More than 120,000 cubic meters of solids have accumulated at the collector’s mouth; several hundred square meters are covered with a bizarre vegetation, which gives off a disgusting smell. In the current heatwave, the town of Clichy possesses a veritable Pontine Marshes of its own.3

Doubt has since been cast on the accuracy of this startlingly revolting thought, and I have taken the trouble to double-check, both at Asnières and in the Paris sewers themselves. Ever since the Franco-Prussian War, when the population of Paris became aware that the new sewers made them vulnerable to enemy attack underground, the map of the sewage system has been considered sensitive information; and when I asked the bookshop attendant in the sewer museum he informed me that he could not sell me such a map “for reasons of the security of France.” Nevertheless from the maps on display in the museum itself it is perfectly clear that the Asnières collector used to debouch into the Seine just by the railway bridge.
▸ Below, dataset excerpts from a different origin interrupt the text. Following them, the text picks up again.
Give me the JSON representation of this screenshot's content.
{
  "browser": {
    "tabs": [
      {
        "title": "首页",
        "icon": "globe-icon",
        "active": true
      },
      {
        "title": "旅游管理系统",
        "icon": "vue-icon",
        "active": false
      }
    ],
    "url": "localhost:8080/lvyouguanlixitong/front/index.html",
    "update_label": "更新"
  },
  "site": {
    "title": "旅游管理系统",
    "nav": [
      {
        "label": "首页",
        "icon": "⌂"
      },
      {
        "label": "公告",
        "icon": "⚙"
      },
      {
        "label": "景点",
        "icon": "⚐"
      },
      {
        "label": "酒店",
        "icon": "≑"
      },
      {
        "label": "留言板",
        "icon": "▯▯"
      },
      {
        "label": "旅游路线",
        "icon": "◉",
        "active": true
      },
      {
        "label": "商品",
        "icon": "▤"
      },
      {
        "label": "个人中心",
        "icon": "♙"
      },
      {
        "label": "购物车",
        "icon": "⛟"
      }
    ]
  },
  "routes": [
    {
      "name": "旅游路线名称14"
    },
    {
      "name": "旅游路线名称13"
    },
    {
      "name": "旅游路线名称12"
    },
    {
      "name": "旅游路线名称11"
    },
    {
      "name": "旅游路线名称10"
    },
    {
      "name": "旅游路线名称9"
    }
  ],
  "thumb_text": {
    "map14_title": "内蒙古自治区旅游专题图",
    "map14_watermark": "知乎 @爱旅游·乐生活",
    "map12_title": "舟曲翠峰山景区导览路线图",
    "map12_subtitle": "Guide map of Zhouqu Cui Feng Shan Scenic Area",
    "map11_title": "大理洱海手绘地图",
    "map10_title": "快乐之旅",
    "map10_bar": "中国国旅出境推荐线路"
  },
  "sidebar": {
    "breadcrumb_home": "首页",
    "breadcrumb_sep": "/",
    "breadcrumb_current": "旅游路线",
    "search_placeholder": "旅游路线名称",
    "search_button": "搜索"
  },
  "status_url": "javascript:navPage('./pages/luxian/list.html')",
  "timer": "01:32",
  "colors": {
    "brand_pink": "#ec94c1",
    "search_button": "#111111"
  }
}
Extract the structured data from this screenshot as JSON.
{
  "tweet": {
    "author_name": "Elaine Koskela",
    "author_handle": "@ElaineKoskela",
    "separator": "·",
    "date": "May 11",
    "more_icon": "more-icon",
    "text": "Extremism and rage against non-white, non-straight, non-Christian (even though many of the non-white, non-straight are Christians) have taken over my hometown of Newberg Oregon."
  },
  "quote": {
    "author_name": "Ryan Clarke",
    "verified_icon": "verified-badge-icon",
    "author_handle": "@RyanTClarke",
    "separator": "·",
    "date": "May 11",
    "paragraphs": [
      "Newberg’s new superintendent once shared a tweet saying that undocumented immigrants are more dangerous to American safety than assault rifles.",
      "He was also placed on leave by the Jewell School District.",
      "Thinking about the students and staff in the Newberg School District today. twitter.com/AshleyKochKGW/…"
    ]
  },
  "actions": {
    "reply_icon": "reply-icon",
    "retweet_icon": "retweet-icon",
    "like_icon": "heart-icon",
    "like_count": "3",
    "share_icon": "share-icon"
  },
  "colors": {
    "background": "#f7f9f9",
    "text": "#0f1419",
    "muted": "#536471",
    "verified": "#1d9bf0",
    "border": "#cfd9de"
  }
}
That is to say, in the very center of Seurat’s composition, about six inches to the left of the head of the carrot-haired boy on the bank.

  1. 1

    See David Pinkney, Napoleon III and the Rebuilding of Paris (Princeton University Press, 1958).

  2. 2

    Pinkney, Napoleon III and the Rebuilding of Paris, p. 140.

  3. 3

    T.J. Clark, The Painting of Modern Life: Paris in the Art of Manet and His Followers (Thames and Hudson, 1984).